Stets wachsam bleiben

geschrieben von Die Fragen stellte Cornelia Kerth

5. September 2013

antifa-Gespräch mit Steffi Wittenberg zum Gedenken an die Pogromnacht
1938

Nov.-Dez. 2010

Seit Mitte der 1990er Jahre führt die VVN-BdA Hamburg alljährlich zur Erinnerung an das November-Pogrom vom 9. November 1938 eine Mahnwache am Ort der damals angegriffenen Hamburger Hauptsynagoge am Bornplatz (heute Josef-Carlebach-Platz) durch. Waren es am Anfang nur knapp 20 Teilnehmende, so finden sich in den letzten Jahren 100 und mehr Menschen zum Gedenken und Mahnen ein. Organisiert wird die Veranstaltung alljährlich von der VVN-Kameradin Steffi Wittenberg, die dafür auch die Jüdische Gemeinde und die Universität Hamburg als Mitveranstaltende gewinnen konnte. Steffi Wittenberg wird im nächsten Jahr ihren 85. Geburtstag feiern.

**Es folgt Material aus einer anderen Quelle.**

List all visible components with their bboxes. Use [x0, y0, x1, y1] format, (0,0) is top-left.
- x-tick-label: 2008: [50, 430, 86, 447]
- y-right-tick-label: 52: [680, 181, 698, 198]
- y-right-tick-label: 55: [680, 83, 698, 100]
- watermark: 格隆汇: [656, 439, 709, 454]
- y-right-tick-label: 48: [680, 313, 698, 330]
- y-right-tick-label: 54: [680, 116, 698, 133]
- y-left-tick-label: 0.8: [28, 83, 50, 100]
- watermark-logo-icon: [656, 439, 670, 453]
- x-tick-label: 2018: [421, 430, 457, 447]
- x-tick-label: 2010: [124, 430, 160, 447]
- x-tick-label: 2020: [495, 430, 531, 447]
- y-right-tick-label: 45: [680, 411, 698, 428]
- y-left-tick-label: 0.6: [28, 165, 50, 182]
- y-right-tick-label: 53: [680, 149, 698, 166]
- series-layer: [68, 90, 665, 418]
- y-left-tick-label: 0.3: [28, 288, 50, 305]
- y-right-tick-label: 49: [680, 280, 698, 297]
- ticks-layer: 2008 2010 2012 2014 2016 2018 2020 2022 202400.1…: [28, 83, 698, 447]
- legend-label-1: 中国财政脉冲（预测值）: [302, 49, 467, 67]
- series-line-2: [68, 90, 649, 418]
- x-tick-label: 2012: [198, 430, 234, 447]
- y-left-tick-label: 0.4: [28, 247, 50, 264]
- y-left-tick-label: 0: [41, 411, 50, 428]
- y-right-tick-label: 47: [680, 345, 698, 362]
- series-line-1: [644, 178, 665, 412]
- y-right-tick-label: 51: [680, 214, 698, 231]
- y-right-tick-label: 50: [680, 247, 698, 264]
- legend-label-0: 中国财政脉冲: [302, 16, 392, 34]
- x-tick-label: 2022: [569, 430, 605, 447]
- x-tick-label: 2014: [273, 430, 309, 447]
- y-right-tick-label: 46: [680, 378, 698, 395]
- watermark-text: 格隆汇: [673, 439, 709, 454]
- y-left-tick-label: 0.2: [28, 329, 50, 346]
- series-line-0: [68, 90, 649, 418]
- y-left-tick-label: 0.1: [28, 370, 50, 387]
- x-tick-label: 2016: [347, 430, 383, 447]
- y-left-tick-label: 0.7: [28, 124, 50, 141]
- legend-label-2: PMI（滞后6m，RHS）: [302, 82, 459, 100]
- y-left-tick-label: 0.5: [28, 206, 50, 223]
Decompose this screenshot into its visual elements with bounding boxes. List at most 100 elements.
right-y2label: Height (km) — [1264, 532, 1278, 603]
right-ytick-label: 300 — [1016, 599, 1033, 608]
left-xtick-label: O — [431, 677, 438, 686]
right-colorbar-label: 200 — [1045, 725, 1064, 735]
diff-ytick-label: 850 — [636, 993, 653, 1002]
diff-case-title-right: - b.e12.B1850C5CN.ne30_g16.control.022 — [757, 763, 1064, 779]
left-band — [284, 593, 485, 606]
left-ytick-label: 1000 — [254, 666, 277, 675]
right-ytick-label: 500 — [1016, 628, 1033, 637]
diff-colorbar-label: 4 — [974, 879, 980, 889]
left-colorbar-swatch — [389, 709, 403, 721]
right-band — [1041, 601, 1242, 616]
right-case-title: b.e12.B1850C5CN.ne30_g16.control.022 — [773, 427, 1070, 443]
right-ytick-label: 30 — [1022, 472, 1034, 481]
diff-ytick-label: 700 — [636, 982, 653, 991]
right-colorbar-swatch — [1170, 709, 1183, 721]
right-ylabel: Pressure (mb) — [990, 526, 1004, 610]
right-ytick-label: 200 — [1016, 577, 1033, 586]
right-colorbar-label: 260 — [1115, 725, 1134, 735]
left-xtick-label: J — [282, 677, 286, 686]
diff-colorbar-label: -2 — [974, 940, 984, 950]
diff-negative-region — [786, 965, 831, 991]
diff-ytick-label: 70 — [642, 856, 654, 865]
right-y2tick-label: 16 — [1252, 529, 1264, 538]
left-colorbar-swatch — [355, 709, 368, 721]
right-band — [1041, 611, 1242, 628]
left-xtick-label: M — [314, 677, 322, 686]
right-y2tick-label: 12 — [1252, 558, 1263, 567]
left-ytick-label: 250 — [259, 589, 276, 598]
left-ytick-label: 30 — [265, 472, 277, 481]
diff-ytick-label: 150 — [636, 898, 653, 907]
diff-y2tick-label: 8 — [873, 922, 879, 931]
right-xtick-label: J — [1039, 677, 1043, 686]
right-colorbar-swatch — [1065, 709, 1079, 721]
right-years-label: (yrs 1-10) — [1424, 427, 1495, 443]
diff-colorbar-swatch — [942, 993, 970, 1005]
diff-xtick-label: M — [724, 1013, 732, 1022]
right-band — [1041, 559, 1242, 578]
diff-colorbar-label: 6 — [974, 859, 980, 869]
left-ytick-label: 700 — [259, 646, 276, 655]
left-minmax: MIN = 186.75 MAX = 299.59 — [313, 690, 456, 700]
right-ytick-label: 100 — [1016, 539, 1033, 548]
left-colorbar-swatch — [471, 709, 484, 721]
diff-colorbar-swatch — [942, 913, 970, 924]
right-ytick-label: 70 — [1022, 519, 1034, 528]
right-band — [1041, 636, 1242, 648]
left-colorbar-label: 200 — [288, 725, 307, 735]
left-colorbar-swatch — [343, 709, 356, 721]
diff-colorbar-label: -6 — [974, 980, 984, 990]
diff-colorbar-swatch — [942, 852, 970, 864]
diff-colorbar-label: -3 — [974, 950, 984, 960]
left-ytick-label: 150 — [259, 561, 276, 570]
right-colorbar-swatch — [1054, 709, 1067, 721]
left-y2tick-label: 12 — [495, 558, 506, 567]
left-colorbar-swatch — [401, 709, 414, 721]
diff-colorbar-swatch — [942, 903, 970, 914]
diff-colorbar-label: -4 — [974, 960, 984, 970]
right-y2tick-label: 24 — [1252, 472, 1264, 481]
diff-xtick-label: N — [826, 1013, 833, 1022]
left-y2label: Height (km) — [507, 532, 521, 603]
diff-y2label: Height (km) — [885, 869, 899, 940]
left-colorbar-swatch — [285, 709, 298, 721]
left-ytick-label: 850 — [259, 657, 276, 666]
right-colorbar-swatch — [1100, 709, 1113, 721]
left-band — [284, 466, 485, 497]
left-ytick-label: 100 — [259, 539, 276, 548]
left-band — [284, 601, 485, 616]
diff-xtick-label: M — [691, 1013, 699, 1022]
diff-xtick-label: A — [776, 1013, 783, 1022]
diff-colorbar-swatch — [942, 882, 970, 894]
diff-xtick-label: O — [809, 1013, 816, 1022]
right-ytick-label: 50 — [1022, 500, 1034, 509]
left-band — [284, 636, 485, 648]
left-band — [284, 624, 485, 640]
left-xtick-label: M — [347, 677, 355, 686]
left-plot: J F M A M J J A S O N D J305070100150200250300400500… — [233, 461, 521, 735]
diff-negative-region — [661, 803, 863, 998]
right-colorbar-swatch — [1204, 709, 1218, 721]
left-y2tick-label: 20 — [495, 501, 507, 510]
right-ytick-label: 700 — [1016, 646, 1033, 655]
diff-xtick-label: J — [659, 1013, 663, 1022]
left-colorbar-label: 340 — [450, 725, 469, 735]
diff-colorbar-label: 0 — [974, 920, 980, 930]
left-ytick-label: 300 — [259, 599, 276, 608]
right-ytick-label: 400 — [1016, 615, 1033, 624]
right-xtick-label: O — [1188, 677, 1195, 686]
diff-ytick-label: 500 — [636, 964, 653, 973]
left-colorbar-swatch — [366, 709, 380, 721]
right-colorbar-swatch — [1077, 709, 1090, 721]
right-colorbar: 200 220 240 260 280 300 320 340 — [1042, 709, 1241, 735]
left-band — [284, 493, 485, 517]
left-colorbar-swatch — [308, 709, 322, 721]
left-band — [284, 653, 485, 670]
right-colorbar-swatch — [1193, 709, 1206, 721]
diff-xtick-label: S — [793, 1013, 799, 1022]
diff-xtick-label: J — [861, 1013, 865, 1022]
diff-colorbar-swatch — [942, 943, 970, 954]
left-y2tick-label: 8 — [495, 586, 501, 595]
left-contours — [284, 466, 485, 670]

antifa: Steffi, es ist ja vor allem deinem enormen Einsatz und deinen vielfältigen guten Kontakten zu danken, dass unsere Mahnwache – neben der jährlichen Abendveranstaltung des Auschwitz-Komitees – einen festen Platz im Hamburger Gedenkjahr hat. Was bewegt dich, immerhin kurz vor deinem 85. Geburtstag, die inhaltliche und organisatorische Verantwortung für unsere Mahnwache zu übernehmen?

Steffi Wittenberg: Am 9. November 1938 hat die Naziführung der jüdischen Bevölkerung in Deutschland ihre Lebensgrundlage entzogen. Ihre Geschäfte wurden zerstört, die Synagogen angezündet, die Männer in Konzentrationslager gesteckt, den Kindern der Besuch allgemeinbildender Schulen verboten, sie waren auf die jüdischen Schulen angewiesen. Juden durften keine Theater, Konzerte, Kinos oder Schwimmbäder mehr besuchen. Die nicht-jüdischen Unternehmen entließen ihre jüdischen Angestellten und Arbeiter.

Ich war am 10. November auf dem Wege zur jüdischen Mädchenschule Karolinenstraße, als mir Kinder entgegenkamen und sagten: »Heute ist keine Schule, die Synagoge brennt.«

Zu Hause war große Aufregung. Dank der Vorsorge meiner Mutter waren mein Vater und mein Bruder schon im Oktober des Jahres mit einem Visum nach Montevideo, Uruguay ausgereist. Jetzt schliefen die in unserem Etagenhaus wohnenden jüdischen Männer bei uns, um der Verhaftung zu entgehen, da ja bei uns die Männer schon abgemeldet waren. Und das mit Erfolg. Die jüdische Mädchen- und Jungenschulen blieben zehn Tage geschlossen. Dann forderte die Gestapo die Wiedereröffnung. Dazu mussten die Lehrer aus dem Konzentrationslager entlassen werden. Sie kehrten zurück, kahl rasiert, hinkend und mit einem traurigen Blick. Diese Pogromnächte mit ihren Schrecken und auch Toten, diese sogenannte Reichskristallnacht darf nicht in Vergessenheit geraten. Deshalb engagiere ich mich für die jährliche Mahnwache der VVN solange meine Gesundheit es zulässt. In sehr viel früheren Zeiten als in den neunziger Jahren, organisierte die VVN große Demonstrationen zum Gedenken an die »Reichspogromnacht«, aber heute ist unsere Mahnwache auf dem Joseph-Carlebach-Platz in der gegenwärtigen Form sehr wichtig.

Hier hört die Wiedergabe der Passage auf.